CFPL-FM
- London, Ontario; Canada;
- Broadcast area: Southwestern Ontario
- Frequency: 95.9 MHz
- Branding: FM96

Programming
- Format: Alternative-leaning Active Rock

Ownership
- Owner: Corus Entertainment; (Corus Premium Television Ltd.);
- Sister stations: CFPL, CKDK-FM, CFHK-FM

History
- First air date: May 15, 1948; 78 years ago
- Call sign meaning: Free Press London, after founder The London Free Press

Technical information
- Licensing authority: CRTC
- Class: C1
- ERP: 150,000 watts (300,000 watts maximum)
- HAAT: 273 metres (896 ft)

Links
- Website: fm96.com

= CFPL-FM =

Radio station in London, Ontario, Canada

CFPL-FM (95.9 MHz branded as FM96) is a commercial radio station in London, Ontario. It is owned by Corus Entertainment and airs an alternative-leaning active rock format. The studios are in downtown London, on Wellington Street at King Street.

CFPL-FM is an unusually high-powered FM station. It has an effective radiated power (ERP) of 150,000 watts with a maximum of 300,000 watts. The transmitter is in Southwest London off Communications Road, atop a tower shared with CFPL-DT and sister station CFHK-FM.

==History==
CFPL-FM is Canada's third-oldest FM station. It signed on the air on May 15, 1948. It originally broadcast on 93.5 MHz Few people owned FM receivers in that era, and CFPL-FM mostly simulcast the programming on CFPL (AM).

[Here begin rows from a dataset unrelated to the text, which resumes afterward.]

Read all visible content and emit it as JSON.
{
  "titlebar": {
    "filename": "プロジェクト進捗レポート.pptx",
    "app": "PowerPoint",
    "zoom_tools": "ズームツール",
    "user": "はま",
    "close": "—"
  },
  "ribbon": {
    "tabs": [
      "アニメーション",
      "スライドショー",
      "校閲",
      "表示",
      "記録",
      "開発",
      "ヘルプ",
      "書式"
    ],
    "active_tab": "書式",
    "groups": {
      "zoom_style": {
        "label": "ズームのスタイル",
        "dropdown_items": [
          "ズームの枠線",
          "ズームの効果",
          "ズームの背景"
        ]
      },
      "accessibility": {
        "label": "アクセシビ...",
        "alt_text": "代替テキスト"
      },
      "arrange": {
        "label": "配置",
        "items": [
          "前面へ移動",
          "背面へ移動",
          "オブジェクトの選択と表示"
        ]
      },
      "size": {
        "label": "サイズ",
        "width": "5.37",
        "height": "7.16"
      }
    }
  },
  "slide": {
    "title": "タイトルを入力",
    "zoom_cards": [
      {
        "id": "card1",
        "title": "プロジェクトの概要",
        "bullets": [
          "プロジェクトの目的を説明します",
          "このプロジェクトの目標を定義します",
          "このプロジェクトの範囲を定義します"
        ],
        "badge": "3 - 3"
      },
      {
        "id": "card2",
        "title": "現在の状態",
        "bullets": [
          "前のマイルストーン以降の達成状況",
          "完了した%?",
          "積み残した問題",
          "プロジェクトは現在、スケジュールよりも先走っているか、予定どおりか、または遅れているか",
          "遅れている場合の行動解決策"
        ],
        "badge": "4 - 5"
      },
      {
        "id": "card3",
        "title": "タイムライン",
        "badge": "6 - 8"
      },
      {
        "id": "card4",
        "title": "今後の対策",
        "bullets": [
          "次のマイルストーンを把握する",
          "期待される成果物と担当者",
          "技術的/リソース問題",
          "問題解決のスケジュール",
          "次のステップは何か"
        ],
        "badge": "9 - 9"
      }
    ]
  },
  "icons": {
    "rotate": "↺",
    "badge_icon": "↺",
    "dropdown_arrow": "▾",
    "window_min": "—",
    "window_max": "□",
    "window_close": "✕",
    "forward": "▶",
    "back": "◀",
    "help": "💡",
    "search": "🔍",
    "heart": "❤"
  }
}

It switched its frequency to 95.9 MHz with a power increase to 4,440 watts in 1949. The "FPL" call letters stand for its original owner, The London Free Press daily newspaper.

In 1961, CFPL-FM boosted its signal strength to 179,000 watts. During the 1960s and early 1970s, CFPL-FM broadcast classical music as an affiliate of the CBC FM network. In 1972, the station ended its links to the CBC, and adopted a variety format under the name Stereo 96, which included various musical styles and some talk programming.

In 1979, the station became known as FM96 and the format changed to adult contemporary music under the "Rock 'n' Easy" moniker. CFPL-FM had the slogan "Music Above All" during part of the 1980s. CFPL-FM shifted to album rock in the 1980s. In the 2000s, the playlist turned toward alternative rock and active rock.

In 2006, FM96 was named Station of The Year and won the BDS Cutting Edge Award.